Laban had refused to heed the commandments of the Lord relayed by Lehi’s sons to give them the plates. This was the first offense. After the sons had attempted to purchase the records, Laban had robbed them of their gold and silver, and precious things which they had offered for the plates, a second offense. Following this bartering session, Laban had sent his servants to slay Nephi and his brothers. After these three offenses, the Lord had delivered Laban into Nephi’s hands and justified his demise because of the future destiny of Lehi and his colony.

God is a God of law. Similar incidents are recorded in the stick of Judah. Samuel’s slaying of Agag (1 Samuel 15) and Elijah’s slaying of the prophets of Baal (1 Kings 18) are two biblical examples.

The Prophet Joseph Smith revealed a further dimension applicable to the Laban situation.

God said, “Thou shalt not kill;” at another time He said, “Thou shalt utterly destroy.” This is the principle on which the government of heaven is conducted-by revelation adapted to the circumstances in which the children of the kingdom are placed. Whatever God requires is right, no matter what it is, although we may not see the reason thereof till long after the events transpire.[9]

Some may reason from this statement that truth is relative, but such reasoning is faulty. God understands the eternal and long-range effects of every situation and will always reveal the absolute truth. If all the variables are the same, the same directions will be given, but man is not able to comprehend the variables as is God. Thorough study of God’s word verifies his eternal nature of righteousness (Helaman 13:38) and that “the course of the Lord is one eternal round” not varying “from that which he hath said” (1 Nephi 10:19 and Alma 7:20).

After the death of Lehi, Nephi again sacrificed all and led “those who believed in the warnings and the revelations of God” into the wilderness to avoid war with Laman and his followers (2 Nephi 5:5–6). Undoubtedly Nephi’s life continued to follow the will of the Lord. This is evidenced by one of the closing remarks he wrote upon the plates. He stated that he gloried in Jesus who had redeemed his soul from hell (2 Nephi 33:6). His calling and election had been made sure; his faith had led him to salvation.

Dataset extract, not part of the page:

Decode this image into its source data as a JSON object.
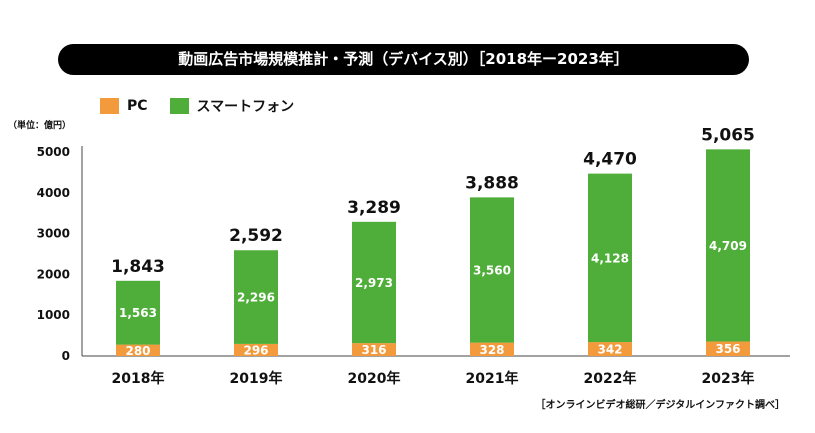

As Nephi taught, the Lord “leadeth away the righteous into precious lands, and the wicked he destroyeth” (1 Nephi 17:38). Mosiah, king of Zarahemla, led a group out from the wicked (Omni 1:12). Alma baptized the repentant and led them from among the wicked (Mosiah 18 and 23). The people of Ammon (converted Lamanites) followed the will of the Lord and were reestablished in the land of Jershon (Alma 27). All of these movements are other examples of faith unto life and salvation, knowing that the course they pursued was the will of the Lord. These examples within the Book of Mormon should inspire its readers to seek to know the will of the Lord concerning the course they should follow.

Conclusion

The Prophet Joseph Smith declared that by learning and abiding by the precepts of the Book of Mormon, a man would come nearer to God than by following any other book (Introduction). One of the precepts taught by Nephi was that through faith the Lord would make those whom he had chosen mighty “even unto the power of deliverance” (1 Nephi 1:20). Those who study the scriptures and faithfully keep the commandments will be blessed with the Lord’s spirit and be motivated to action. Those who are motivated to action because of their faith will have the principle of power in their lives to accomplish what they endeavor to do in righteousness beyond the natural abilities of man. Those who will sacrifice sufficiently will be led unto life and salvation by knowing that the course they pursue is the will of the Lord. Of these principles of faith, the Book of Mormon bears repeated testimony.



[1] There are those who question Joseph Smith as the author of Lectures on Faith. This paper will not discuss that issue but will treat them as written by the Prophet.

[2] Ibid., 1:9.

[3] Ibid., 1:13, 16.

[4] Ibid., 3:2–5.

[5] Ibid., 1:19.

[6] Ibid., 6:7.

[7] Ibid.

[8] Ibid., 6:2–3.

[9] Teachings of the Prophet Joseph Smith, comp. Joseph Fielding Smith (Salt Lake City: Deseret Book Co., 1976), p. 256.